Abstract

The National Housing Act of 1934 is most well-known for creating the Federal Housing Administration (FHA) to insure home mortgages; however, the first section of the Act also covers insurance of financial institutions against losses on loans and advances of credit “for the purpose of financing alterations, repairs, and improvements upon real property.” Title I was at the heart of a New Deal initiative to modernize housing as both a means to improve the welfare of American households as well as employ surplus labor in home construction and repair. It also introduced commercial banks to consumer instalment lending, which revolutionized household finance. FHA endorsed more property improvement loans per year than home mortgages for its first 35 years. And the cumulative number of loans insured under Title I was greater than the more famous Section 203B program until the financial crisis of 2008. Yet the importance of Title I is often overlooked. “Historical scholars have argued that FHA programs were self-validating: by encouraging the neglect of older homes and neighborhoods, they made filtering inevitable, and with it the decline of older neighborhoods in central cities. There is some truth to this assessment of federal policy. However, and although the fact has been widely ignored, from the beginning the FHA also sought to improve existing homes and neighborhoods” (Harris 2009, p. 392). In part, this may be because the Title I program has not kept pace with changes in the financial industry, causing disbursements to tumble and the program to drift into obscurity.
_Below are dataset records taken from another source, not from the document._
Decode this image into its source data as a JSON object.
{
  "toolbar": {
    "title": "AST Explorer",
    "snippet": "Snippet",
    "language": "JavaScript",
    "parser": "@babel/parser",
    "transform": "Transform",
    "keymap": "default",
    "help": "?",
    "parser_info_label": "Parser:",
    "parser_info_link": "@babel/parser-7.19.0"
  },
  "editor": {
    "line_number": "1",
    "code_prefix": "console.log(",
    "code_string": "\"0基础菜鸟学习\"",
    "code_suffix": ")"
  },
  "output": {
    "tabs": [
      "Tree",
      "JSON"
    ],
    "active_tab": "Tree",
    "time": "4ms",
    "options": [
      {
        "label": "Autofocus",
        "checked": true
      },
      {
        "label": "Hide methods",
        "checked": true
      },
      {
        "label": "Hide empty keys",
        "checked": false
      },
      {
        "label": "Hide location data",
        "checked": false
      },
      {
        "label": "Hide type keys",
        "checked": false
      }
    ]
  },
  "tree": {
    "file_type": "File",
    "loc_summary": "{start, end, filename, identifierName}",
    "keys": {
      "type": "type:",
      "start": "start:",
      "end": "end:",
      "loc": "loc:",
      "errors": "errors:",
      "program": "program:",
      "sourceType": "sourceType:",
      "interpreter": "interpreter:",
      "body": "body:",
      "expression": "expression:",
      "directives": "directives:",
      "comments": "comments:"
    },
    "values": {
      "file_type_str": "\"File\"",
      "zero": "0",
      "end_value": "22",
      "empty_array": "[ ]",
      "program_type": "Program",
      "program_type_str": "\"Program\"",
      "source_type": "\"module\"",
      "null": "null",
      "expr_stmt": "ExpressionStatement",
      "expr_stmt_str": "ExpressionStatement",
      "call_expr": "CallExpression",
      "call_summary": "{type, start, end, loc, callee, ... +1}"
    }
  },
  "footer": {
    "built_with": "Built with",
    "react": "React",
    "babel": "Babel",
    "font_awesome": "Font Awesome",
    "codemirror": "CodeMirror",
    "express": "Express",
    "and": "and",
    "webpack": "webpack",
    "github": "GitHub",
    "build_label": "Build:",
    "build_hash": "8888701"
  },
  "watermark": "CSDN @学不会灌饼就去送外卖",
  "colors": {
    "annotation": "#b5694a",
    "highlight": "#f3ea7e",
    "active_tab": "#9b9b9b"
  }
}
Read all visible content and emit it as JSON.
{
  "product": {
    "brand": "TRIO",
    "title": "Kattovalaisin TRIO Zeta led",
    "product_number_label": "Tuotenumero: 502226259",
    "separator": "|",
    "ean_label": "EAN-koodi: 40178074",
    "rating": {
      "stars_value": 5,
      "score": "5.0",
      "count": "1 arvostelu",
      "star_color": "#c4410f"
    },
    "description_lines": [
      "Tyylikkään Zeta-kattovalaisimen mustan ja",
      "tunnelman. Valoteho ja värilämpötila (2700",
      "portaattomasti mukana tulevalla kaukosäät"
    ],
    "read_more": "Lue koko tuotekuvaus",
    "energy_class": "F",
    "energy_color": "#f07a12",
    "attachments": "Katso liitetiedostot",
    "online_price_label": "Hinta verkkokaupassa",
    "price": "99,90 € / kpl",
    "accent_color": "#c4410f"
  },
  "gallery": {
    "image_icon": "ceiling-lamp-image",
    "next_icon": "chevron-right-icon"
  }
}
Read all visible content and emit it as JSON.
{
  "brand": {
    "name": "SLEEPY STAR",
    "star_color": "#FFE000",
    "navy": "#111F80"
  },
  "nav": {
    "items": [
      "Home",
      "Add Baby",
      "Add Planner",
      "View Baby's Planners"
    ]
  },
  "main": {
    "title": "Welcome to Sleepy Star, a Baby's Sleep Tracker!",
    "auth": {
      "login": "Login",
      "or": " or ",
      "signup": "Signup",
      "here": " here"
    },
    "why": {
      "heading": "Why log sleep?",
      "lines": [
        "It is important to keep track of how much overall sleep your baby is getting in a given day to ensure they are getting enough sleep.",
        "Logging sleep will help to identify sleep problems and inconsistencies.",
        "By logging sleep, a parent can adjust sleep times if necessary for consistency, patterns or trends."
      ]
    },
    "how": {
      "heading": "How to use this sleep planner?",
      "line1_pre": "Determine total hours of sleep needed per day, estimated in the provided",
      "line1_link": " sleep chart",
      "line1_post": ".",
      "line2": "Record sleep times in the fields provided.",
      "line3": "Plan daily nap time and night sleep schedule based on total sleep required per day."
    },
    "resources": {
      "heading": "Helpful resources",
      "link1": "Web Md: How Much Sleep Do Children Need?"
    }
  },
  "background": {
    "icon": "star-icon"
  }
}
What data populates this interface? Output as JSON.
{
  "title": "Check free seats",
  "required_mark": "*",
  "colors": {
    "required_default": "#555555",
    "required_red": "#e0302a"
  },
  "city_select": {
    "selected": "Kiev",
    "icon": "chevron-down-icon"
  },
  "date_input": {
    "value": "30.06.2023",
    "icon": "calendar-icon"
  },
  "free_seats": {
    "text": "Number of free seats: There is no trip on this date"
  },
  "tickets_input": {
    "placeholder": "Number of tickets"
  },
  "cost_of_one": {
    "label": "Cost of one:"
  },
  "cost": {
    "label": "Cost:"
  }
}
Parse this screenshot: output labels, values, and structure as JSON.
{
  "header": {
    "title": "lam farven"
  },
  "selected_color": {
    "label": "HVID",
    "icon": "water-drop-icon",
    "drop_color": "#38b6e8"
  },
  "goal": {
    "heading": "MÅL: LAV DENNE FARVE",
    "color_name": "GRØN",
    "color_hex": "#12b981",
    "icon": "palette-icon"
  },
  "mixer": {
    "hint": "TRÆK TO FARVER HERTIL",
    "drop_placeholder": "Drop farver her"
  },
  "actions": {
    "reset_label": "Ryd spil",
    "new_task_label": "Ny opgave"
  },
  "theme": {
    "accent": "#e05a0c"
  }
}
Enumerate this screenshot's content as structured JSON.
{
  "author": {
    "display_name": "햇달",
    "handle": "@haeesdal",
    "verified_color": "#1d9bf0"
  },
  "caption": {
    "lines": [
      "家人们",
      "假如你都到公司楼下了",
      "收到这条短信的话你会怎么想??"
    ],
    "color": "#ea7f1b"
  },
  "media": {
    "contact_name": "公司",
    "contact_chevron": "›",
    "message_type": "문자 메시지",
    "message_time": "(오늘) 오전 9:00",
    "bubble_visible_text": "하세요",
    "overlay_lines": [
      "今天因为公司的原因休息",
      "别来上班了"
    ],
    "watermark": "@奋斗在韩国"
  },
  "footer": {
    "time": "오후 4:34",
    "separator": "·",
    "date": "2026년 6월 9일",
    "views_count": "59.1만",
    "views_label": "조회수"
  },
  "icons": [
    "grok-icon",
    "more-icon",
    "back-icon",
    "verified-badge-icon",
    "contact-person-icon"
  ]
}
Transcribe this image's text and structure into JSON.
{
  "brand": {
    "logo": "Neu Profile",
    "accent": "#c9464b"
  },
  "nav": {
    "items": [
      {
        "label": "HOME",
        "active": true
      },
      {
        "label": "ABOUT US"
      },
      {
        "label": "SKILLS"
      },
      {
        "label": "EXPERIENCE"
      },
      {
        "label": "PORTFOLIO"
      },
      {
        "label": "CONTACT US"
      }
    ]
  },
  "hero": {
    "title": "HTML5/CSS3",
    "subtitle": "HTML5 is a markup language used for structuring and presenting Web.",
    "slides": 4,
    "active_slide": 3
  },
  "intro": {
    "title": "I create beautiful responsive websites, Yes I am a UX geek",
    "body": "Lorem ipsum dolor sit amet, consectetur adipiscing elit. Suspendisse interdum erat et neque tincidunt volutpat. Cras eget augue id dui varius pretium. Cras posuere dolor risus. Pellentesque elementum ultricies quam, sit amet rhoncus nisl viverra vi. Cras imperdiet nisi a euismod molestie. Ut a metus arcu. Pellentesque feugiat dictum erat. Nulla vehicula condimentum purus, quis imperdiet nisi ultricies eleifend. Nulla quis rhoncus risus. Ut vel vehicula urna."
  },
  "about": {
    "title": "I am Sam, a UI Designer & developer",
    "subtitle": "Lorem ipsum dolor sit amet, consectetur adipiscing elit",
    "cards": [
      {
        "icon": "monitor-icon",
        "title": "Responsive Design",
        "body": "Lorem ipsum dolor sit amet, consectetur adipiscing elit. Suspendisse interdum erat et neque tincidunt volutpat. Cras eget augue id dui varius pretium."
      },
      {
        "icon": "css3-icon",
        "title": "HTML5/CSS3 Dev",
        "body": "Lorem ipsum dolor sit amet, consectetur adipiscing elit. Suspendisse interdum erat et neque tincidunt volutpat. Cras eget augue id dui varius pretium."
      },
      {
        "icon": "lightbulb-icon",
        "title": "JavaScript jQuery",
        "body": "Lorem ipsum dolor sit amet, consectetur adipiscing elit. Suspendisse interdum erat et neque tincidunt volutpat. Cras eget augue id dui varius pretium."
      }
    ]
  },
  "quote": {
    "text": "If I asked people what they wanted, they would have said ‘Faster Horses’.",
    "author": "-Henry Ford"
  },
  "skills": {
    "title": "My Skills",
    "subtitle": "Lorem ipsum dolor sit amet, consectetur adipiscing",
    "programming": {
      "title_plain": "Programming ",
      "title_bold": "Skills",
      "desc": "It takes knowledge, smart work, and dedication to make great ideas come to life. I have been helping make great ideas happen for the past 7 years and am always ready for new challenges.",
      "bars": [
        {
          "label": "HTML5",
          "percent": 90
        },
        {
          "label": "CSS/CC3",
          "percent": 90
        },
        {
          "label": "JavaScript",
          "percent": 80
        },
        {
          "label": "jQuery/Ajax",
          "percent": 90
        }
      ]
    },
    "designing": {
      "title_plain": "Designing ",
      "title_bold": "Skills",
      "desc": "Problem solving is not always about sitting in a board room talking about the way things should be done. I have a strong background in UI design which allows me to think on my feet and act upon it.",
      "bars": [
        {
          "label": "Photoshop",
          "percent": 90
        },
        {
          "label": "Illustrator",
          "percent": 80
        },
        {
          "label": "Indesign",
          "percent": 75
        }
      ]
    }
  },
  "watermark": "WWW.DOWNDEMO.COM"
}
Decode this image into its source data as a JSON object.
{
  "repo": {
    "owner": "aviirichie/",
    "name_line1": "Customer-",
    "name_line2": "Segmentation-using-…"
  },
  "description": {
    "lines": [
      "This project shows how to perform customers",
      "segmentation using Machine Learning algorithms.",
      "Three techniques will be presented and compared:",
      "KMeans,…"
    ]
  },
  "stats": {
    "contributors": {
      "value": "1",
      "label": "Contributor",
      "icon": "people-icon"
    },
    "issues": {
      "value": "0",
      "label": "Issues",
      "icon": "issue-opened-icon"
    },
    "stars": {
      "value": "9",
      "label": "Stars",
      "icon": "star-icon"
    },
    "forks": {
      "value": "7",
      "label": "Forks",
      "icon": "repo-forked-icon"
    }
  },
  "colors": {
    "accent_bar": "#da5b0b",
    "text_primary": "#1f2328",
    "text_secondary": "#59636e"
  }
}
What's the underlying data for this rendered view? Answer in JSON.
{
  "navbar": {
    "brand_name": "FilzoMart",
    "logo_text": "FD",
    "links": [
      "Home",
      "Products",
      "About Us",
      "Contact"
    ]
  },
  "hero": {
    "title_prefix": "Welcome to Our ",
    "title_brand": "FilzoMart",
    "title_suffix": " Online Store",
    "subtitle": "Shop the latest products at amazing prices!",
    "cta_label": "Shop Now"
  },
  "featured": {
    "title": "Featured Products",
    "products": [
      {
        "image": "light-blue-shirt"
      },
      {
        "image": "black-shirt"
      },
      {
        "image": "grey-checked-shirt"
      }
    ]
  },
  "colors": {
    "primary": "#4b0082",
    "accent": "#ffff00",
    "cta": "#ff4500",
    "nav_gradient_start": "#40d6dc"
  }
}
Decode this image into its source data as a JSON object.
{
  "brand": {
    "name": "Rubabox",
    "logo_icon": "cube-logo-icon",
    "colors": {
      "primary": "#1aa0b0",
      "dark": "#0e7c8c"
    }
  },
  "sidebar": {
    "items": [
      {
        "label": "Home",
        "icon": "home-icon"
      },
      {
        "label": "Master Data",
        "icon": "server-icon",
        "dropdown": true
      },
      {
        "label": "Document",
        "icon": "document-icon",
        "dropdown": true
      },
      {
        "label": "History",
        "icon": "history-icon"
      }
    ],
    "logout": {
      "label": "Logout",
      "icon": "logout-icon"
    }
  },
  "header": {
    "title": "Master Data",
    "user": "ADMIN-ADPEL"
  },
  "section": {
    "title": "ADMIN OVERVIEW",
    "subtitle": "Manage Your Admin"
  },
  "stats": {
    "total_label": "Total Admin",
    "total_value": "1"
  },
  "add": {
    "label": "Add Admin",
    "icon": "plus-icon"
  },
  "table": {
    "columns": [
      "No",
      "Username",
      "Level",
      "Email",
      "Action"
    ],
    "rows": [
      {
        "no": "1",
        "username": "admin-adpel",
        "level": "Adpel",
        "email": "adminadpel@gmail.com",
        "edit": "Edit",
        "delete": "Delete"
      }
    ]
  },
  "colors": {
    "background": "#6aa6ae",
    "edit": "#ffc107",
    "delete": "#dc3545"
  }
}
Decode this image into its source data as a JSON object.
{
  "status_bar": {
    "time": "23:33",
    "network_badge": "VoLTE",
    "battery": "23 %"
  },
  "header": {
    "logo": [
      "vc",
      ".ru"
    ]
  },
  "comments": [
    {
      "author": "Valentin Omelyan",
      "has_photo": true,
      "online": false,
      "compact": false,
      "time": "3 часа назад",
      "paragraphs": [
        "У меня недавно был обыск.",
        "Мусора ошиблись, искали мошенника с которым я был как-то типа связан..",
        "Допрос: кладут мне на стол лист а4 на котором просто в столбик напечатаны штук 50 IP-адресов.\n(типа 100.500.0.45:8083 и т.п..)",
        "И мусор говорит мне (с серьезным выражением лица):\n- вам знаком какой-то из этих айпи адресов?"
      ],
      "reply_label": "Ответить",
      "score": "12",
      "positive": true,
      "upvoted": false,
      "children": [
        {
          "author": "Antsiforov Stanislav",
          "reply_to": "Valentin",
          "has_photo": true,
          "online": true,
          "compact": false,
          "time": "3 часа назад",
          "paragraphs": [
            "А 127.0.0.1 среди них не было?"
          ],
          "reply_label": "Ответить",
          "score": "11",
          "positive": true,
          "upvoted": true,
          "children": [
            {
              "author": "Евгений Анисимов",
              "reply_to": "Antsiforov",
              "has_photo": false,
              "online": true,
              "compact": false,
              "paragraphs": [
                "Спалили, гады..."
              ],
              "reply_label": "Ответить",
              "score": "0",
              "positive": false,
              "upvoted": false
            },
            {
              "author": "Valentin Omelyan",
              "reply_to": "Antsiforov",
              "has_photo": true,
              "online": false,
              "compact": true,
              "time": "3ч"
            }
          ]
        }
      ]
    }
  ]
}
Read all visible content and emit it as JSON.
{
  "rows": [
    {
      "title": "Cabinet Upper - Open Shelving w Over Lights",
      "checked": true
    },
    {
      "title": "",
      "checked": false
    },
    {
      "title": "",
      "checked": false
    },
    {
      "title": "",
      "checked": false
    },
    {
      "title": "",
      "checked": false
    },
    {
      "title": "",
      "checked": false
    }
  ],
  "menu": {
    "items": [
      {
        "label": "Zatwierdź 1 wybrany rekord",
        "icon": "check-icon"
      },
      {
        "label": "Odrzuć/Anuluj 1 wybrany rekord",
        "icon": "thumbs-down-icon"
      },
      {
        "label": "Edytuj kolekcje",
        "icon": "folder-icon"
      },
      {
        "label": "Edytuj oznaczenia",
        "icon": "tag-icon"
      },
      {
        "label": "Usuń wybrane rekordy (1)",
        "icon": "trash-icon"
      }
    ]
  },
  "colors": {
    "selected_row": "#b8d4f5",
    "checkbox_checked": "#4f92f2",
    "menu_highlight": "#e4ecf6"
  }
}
This paper briefly describes FHA’s Title I property improvement program, including its history and underwriting requirements. Using administrative data, the paper examines variation in interest rates across loan and borrower characteristics. In particular, I estimate the rate premium associated with unsecured lending during the Great Recession. I further estimate the likelihood of default and insurance claim amount given default. The results could be used to automate credit underwriting and facilitate modernization of property improvement financing.